The present invention relates to an interface between an application program and various models of hardware, and more particularly relates to an interface between a switch adapter and a communications subsystem in a data processing system.
The IBM Scalable POWERparallel (SP) system is a distributed parallel data processing system that incorporates a central switch which provides a high efficiency interconnection of processor nodes. There are several versions of SP switches and switch-adapters (which connect processors to switches). The existing SP communications protocol software has unique adapter dependent software for each adapter type and different protocols have adapter specific software which is different between protocols for the adapter type. With each new switch-adapter, each of the protocol software functions is modified to provide support for the new adapter device. Currently there are N (three) communication protocol functions (Internet Protocol (IP), Message Passing Interface protocol (MPI), Service), and each is separately modified to support a single adapter type and each has M versions of adapter device interfaces which they support. The development and support bill for the SP communications software is N.times.M. In the near future there are new communications protocols (e.g., Low-level Application Programming Interface (LAPI)) and several new switch adapters planned for the SP. So continuing the current protocol structure results in the continued escalation of the N.times.M multiplier! A further restriction in today's system is that all tasks within a parallel job must be connected to the same device type (e.g., all IP, all TB3).

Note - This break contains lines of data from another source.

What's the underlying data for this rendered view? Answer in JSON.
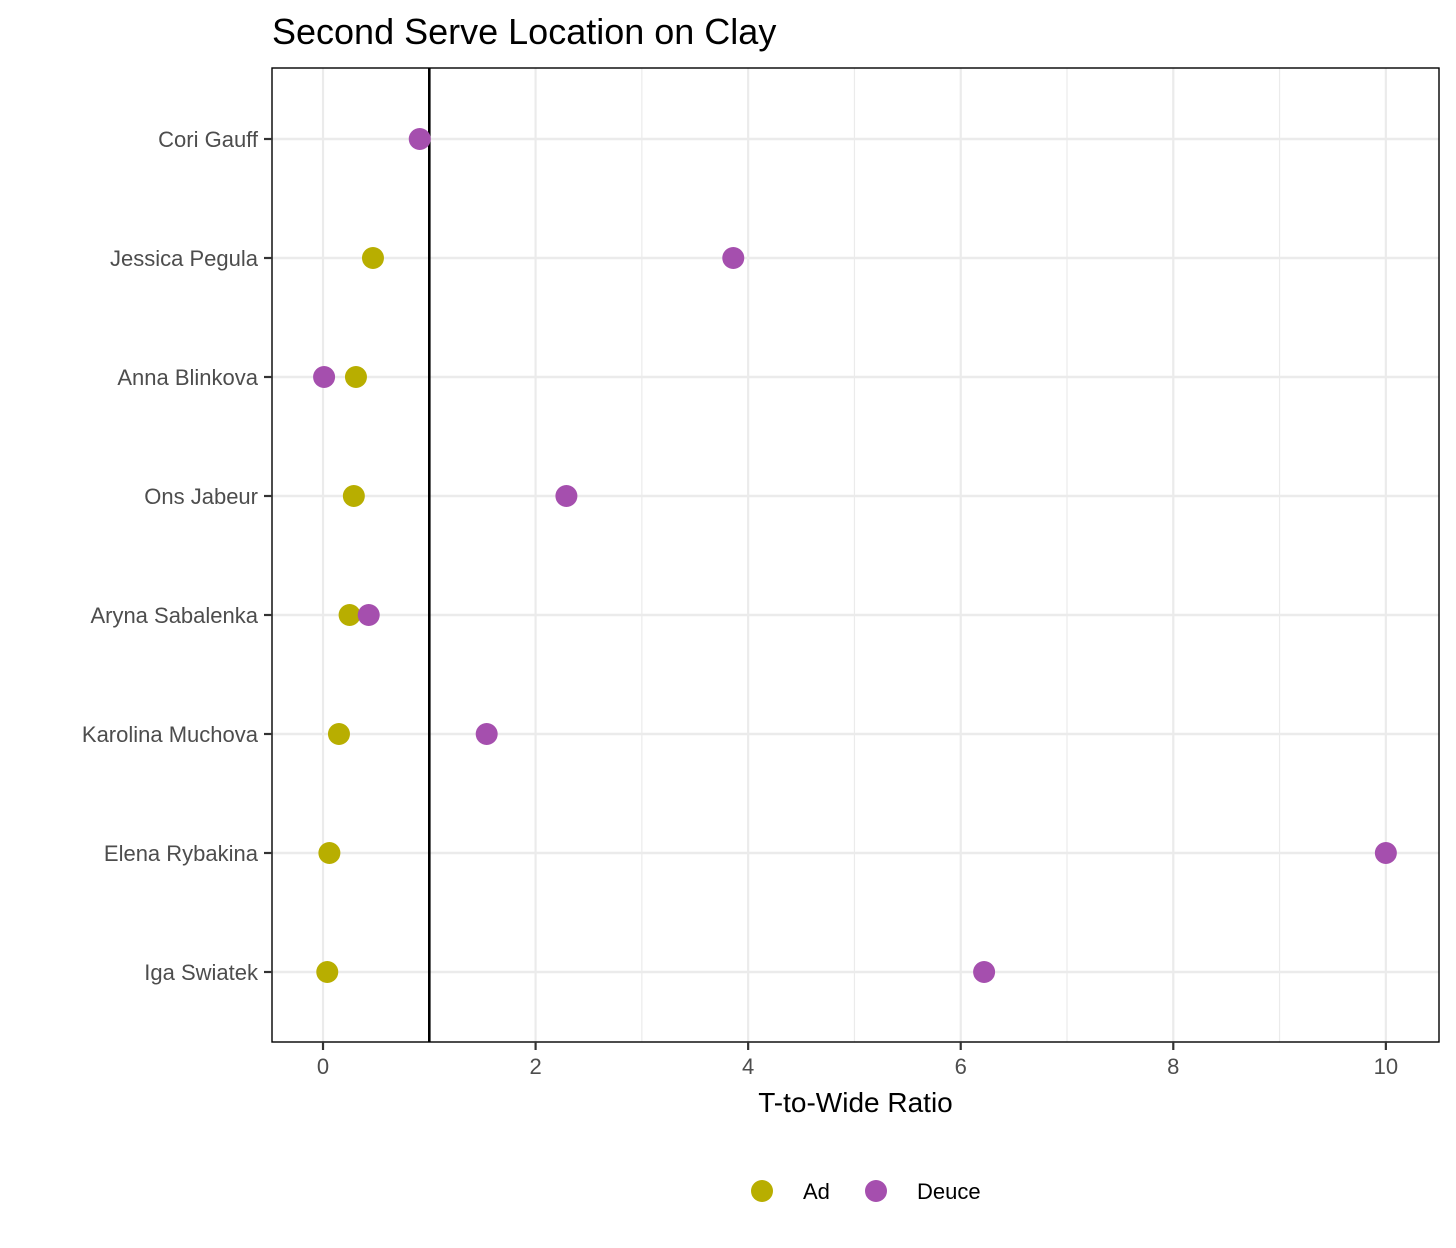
{
  "chart_data": {
    "type": "scatter",
    "title": "Second Serve Location on Clay",
    "xlabel": "T-to-Wide Ratio",
    "ylabel": "",
    "xlim": [
      -0.48,
      10.5
    ],
    "x_ticks": [
      0,
      2,
      4,
      6,
      8,
      10
    ],
    "x_tick_labels": [
      "0",
      "2",
      "4",
      "6",
      "8",
      "10"
    ],
    "categories": [
      "Cori Gauff",
      "Jessica Pegula",
      "Anna Blinkova",
      "Ons Jabeur",
      "Aryna Sabalenka",
      "Karolina Muchova",
      "Elena Rybakina",
      "Iga Swiatek"
    ],
    "reference_line_x": 1,
    "grid": true,
    "legend_position": "bottom",
    "series": [
      {
        "name": "Ad",
        "color": "#B8AE00",
        "values": [
          null,
          0.47,
          0.31,
          0.29,
          0.25,
          0.15,
          0.06,
          0.04
        ]
      },
      {
        "name": "Deuce",
        "color": "#A54FAE",
        "values": [
          0.91,
          3.86,
          0.01,
          2.29,
          0.43,
          1.54,
          10.0,
          6.22
        ]
      }
    ]
  }
}
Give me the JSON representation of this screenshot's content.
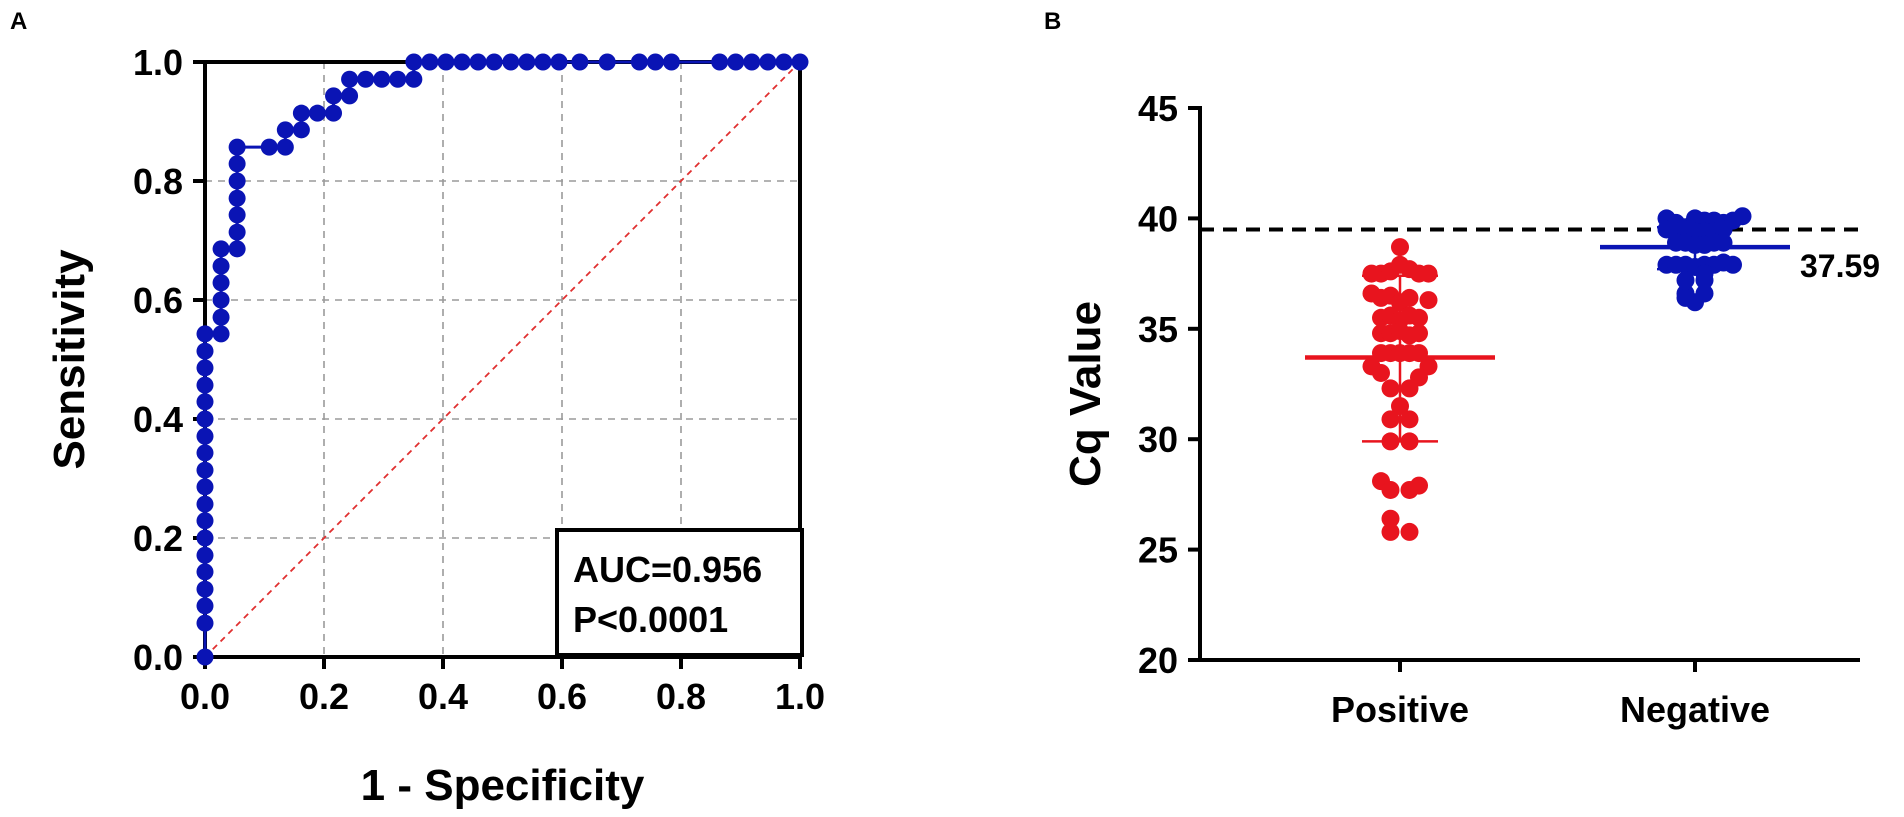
{
  "panels": {
    "a_label": "A",
    "b_label": "B"
  },
  "chart_data": [
    {
      "panel": "A",
      "type": "line",
      "title": "",
      "xlabel": "1 - Specificity",
      "ylabel": "Sensitivity",
      "xlim": [
        0,
        1
      ],
      "ylim": [
        0,
        1
      ],
      "xticks": [
        "0.0",
        "0.2",
        "0.4",
        "0.6",
        "0.8",
        "1.0"
      ],
      "yticks": [
        "0.0",
        "0.2",
        "0.4",
        "0.6",
        "0.8",
        "1.0"
      ],
      "grid": true,
      "annotation_lines": [
        "AUC=0.956",
        "P<0.0001"
      ],
      "annotation_position": "bottom-right",
      "reference_line": {
        "from": [
          0,
          0
        ],
        "to": [
          1,
          1
        ],
        "style": "dashed",
        "color": "#e03030"
      },
      "series": [
        {
          "name": "ROC",
          "color": "#0a14b4",
          "points": [
            [
              0,
              0
            ],
            [
              0,
              0.057
            ],
            [
              0,
              0.086
            ],
            [
              0,
              0.114
            ],
            [
              0,
              0.143
            ],
            [
              0,
              0.171
            ],
            [
              0,
              0.2
            ],
            [
              0,
              0.229
            ],
            [
              0,
              0.257
            ],
            [
              0,
              0.286
            ],
            [
              0,
              0.314
            ],
            [
              0,
              0.343
            ],
            [
              0,
              0.371
            ],
            [
              0,
              0.4
            ],
            [
              0,
              0.429
            ],
            [
              0,
              0.457
            ],
            [
              0,
              0.486
            ],
            [
              0,
              0.514
            ],
            [
              0,
              0.543
            ],
            [
              0.027,
              0.543
            ],
            [
              0.027,
              0.571
            ],
            [
              0.027,
              0.6
            ],
            [
              0.027,
              0.629
            ],
            [
              0.027,
              0.657
            ],
            [
              0.027,
              0.686
            ],
            [
              0.054,
              0.686
            ],
            [
              0.054,
              0.714
            ],
            [
              0.054,
              0.743
            ],
            [
              0.054,
              0.771
            ],
            [
              0.054,
              0.8
            ],
            [
              0.054,
              0.829
            ],
            [
              0.054,
              0.857
            ],
            [
              0.108,
              0.857
            ],
            [
              0.135,
              0.857
            ],
            [
              0.135,
              0.886
            ],
            [
              0.162,
              0.886
            ],
            [
              0.162,
              0.914
            ],
            [
              0.189,
              0.914
            ],
            [
              0.216,
              0.914
            ],
            [
              0.216,
              0.943
            ],
            [
              0.243,
              0.943
            ],
            [
              0.243,
              0.971
            ],
            [
              0.27,
              0.971
            ],
            [
              0.297,
              0.971
            ],
            [
              0.324,
              0.971
            ],
            [
              0.351,
              0.971
            ],
            [
              0.351,
              1
            ],
            [
              0.378,
              1
            ],
            [
              0.405,
              1
            ],
            [
              0.432,
              1
            ],
            [
              0.459,
              1
            ],
            [
              0.486,
              1
            ],
            [
              0.514,
              1
            ],
            [
              0.541,
              1
            ],
            [
              0.568,
              1
            ],
            [
              0.595,
              1
            ],
            [
              0.63,
              1
            ],
            [
              0.676,
              1
            ],
            [
              0.73,
              1
            ],
            [
              0.757,
              1
            ],
            [
              0.784,
              1
            ],
            [
              0.865,
              1
            ],
            [
              0.892,
              1
            ],
            [
              0.919,
              1
            ],
            [
              0.946,
              1
            ],
            [
              0.973,
              1
            ],
            [
              1,
              1
            ]
          ]
        }
      ]
    },
    {
      "panel": "B",
      "type": "scatter",
      "title": "",
      "xlabel": "",
      "ylabel": "Cq Value",
      "ylim": [
        20,
        45
      ],
      "yticks": [
        "20",
        "25",
        "30",
        "35",
        "40",
        "45"
      ],
      "categories": [
        "Positive",
        "Negative"
      ],
      "grid": false,
      "cutoff_line": {
        "value": 39.5,
        "style": "dashed",
        "color": "#000000"
      },
      "data_label": "37.59",
      "series": [
        {
          "name": "Positive",
          "color": "#e8141e",
          "mean": 33.7,
          "sd_low": 29.9,
          "sd_high": 37.4,
          "points": [
            [
              0,
              38.7
            ],
            [
              -0.3,
              37.5
            ],
            [
              -0.2,
              37.5
            ],
            [
              -0.1,
              37.6
            ],
            [
              0,
              37.9
            ],
            [
              0.1,
              37.7
            ],
            [
              0.2,
              37.5
            ],
            [
              0.3,
              37.5
            ],
            [
              -0.3,
              36.6
            ],
            [
              -0.2,
              36.4
            ],
            [
              -0.1,
              36.5
            ],
            [
              0,
              36.2
            ],
            [
              0.1,
              36.4
            ],
            [
              0.3,
              36.3
            ],
            [
              -0.2,
              35.5
            ],
            [
              -0.1,
              35.6
            ],
            [
              0,
              35.4
            ],
            [
              0.1,
              35.6
            ],
            [
              0.2,
              35.5
            ],
            [
              -0.2,
              34.8
            ],
            [
              -0.1,
              34.8
            ],
            [
              0,
              34.9
            ],
            [
              0.1,
              34.7
            ],
            [
              0.2,
              34.8
            ],
            [
              -0.3,
              33.3
            ],
            [
              -0.2,
              33.9
            ],
            [
              -0.1,
              33.9
            ],
            [
              0,
              33.9
            ],
            [
              0.1,
              33.9
            ],
            [
              0.2,
              33.9
            ],
            [
              0.3,
              33.3
            ],
            [
              -0.2,
              33.0
            ],
            [
              0.2,
              32.8
            ],
            [
              -0.1,
              32.3
            ],
            [
              0.1,
              32.3
            ],
            [
              0,
              31.5
            ],
            [
              -0.1,
              30.9
            ],
            [
              0.1,
              30.9
            ],
            [
              -0.1,
              29.9
            ],
            [
              0.1,
              29.9
            ],
            [
              -0.2,
              28.1
            ],
            [
              0.2,
              27.9
            ],
            [
              -0.1,
              27.7
            ],
            [
              0.1,
              27.7
            ],
            [
              -0.1,
              26.4
            ],
            [
              -0.1,
              25.8
            ],
            [
              0.1,
              25.8
            ]
          ]
        },
        {
          "name": "Negative",
          "color": "#0a14b4",
          "mean": 38.7,
          "sd_low": 37.7,
          "sd_high": 39.6,
          "points": [
            [
              -0.3,
              40.0
            ],
            [
              -0.2,
              39.8
            ],
            [
              -0.1,
              39.6
            ],
            [
              0,
              40.0
            ],
            [
              0.1,
              39.9
            ],
            [
              0.2,
              39.9
            ],
            [
              0.3,
              39.8
            ],
            [
              0.4,
              39.9
            ],
            [
              0.5,
              40.1
            ],
            [
              -0.3,
              39.5
            ],
            [
              -0.2,
              39.4
            ],
            [
              -0.1,
              39.5
            ],
            [
              0,
              39.4
            ],
            [
              0.1,
              39.4
            ],
            [
              0.2,
              39.4
            ],
            [
              0.3,
              39.5
            ],
            [
              -0.2,
              38.9
            ],
            [
              -0.1,
              38.9
            ],
            [
              0,
              38.8
            ],
            [
              0.1,
              38.8
            ],
            [
              0.2,
              38.9
            ],
            [
              0.3,
              38.9
            ],
            [
              -0.3,
              37.9
            ],
            [
              -0.2,
              37.9
            ],
            [
              -0.1,
              37.9
            ],
            [
              0,
              37.8
            ],
            [
              0.1,
              37.9
            ],
            [
              0.2,
              37.9
            ],
            [
              0.3,
              38.0
            ],
            [
              0.4,
              37.9
            ],
            [
              0.1,
              37.5
            ],
            [
              -0.1,
              37.2
            ],
            [
              0.1,
              37.2
            ],
            [
              -0.1,
              36.6
            ],
            [
              0.1,
              36.6
            ],
            [
              0,
              36.2
            ],
            [
              -0.1,
              36.4
            ]
          ]
        }
      ]
    }
  ]
}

In addition to providing a common interface solution for the current environment described above, there needs to be support for dynamic tasking (parallel job size can shrink and/or grow during run time) and multiple communication channel protocol support (e.g., a parallel job running some tasks on an SP connected via switch path and some tasks running on stand-alone workstations connected via IP/token-ring).
A third problem needing to be solved is the requirement to provide low latency asynchronous notification, efficient data movement, and low overhead device management.